CubeSats are small, low-cost satellites assembled from standardised parts in 10 cm boxes hosting commercial-off-the-shelf electronics. Originally developed for educational purposes, CubeSats are increasingly finding operational and commercial uses, while ESA is employing them for a series of ambitious technology in-orbit demonstration missions.

“Our section is supporting a lot of new CubeSat activities, with numerous new subsystems on the way, and we need to be able to test them in a representative way,” notes Tomasz Szewczyk of ESA’s On-Board Computer and Data Handling Section.

“With this FlatSat in our lab we can simply plug parts in and test them on a functional level: are they working properly with the rest of the satellite? FlatSats have previously been created for larger missions, but this is the first time we have created a complete CubeSat version in ESA, allowing us to become familiar with the families of low-cost components employed within this fast-evolving satellite sector.”

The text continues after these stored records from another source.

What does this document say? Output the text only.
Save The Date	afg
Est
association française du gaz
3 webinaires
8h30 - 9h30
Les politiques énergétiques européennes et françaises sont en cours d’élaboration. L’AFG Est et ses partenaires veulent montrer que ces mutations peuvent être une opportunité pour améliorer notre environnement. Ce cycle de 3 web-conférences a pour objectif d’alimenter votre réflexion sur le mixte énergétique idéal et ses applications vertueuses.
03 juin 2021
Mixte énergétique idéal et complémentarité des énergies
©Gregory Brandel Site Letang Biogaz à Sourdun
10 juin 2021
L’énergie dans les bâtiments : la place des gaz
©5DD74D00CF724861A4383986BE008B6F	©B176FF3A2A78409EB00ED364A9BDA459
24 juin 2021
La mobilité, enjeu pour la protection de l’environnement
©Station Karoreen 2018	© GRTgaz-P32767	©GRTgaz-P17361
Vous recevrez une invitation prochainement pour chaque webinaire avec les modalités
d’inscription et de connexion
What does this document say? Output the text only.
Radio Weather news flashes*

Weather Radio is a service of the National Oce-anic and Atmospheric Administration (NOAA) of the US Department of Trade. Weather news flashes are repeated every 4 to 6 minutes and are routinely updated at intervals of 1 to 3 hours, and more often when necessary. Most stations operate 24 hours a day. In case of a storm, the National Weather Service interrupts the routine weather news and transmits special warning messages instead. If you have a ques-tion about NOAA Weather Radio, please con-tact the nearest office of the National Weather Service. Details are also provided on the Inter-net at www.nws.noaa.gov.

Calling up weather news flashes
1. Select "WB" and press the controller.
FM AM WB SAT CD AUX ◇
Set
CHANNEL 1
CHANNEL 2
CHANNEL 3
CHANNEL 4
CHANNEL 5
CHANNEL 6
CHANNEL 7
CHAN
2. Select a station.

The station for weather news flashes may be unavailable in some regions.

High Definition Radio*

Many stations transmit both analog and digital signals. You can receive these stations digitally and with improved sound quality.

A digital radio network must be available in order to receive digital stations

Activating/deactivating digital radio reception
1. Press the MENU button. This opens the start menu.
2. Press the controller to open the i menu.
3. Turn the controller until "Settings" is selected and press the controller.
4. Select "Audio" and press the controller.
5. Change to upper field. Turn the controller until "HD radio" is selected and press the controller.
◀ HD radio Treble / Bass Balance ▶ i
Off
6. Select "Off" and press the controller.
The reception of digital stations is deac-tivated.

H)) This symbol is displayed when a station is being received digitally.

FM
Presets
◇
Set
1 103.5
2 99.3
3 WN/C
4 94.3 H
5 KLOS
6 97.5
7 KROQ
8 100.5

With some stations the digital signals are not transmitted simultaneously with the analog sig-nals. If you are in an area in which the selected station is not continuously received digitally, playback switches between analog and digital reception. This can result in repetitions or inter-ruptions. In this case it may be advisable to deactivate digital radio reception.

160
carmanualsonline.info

The tabletop FlatSat operates as if it were in orbit, allowing complete end-to-end operations: telecommands arrive via a radio link from a small ‘ground station’ – in fact a small Raspberry Pi variant with aerials attached. Telemetry can be downlinked and sampled in turn for analysis.

The subsystsems making up the FlatSat were supplied by satellite engineering company SpaceInventor in Denmark.

FlatSat has been successfully used by two TU Delft students in their master thesis to test FDIR algorithms and evaluating new scientific payloads for radiation monitoring. On top of that, a new CubeSat On-Board Computer incorporating a rad-tolerant microcontroller is currently being tested. Developed by Skylabs in Slovenia this project is being supported through ESA’s General Technology Support Programme, readying new promising hardware for space.

The lab will also be working closely with ESA’s new CubeSat Systems Unit, devoted to the design and development of these miniature missions, including the study of payloads employing AI.

Having studied embedded systems for his undergraduate degree, Malte was inspired to come to ESTEC by a long-term interest in space and how embedded system work in such a harsh environment. He will spend another year as a Young Graduate Trainee in which he, along with other tasks, plans to integrate an AI-based detection algorithm into the newly arrived payload computer for the Flatsat.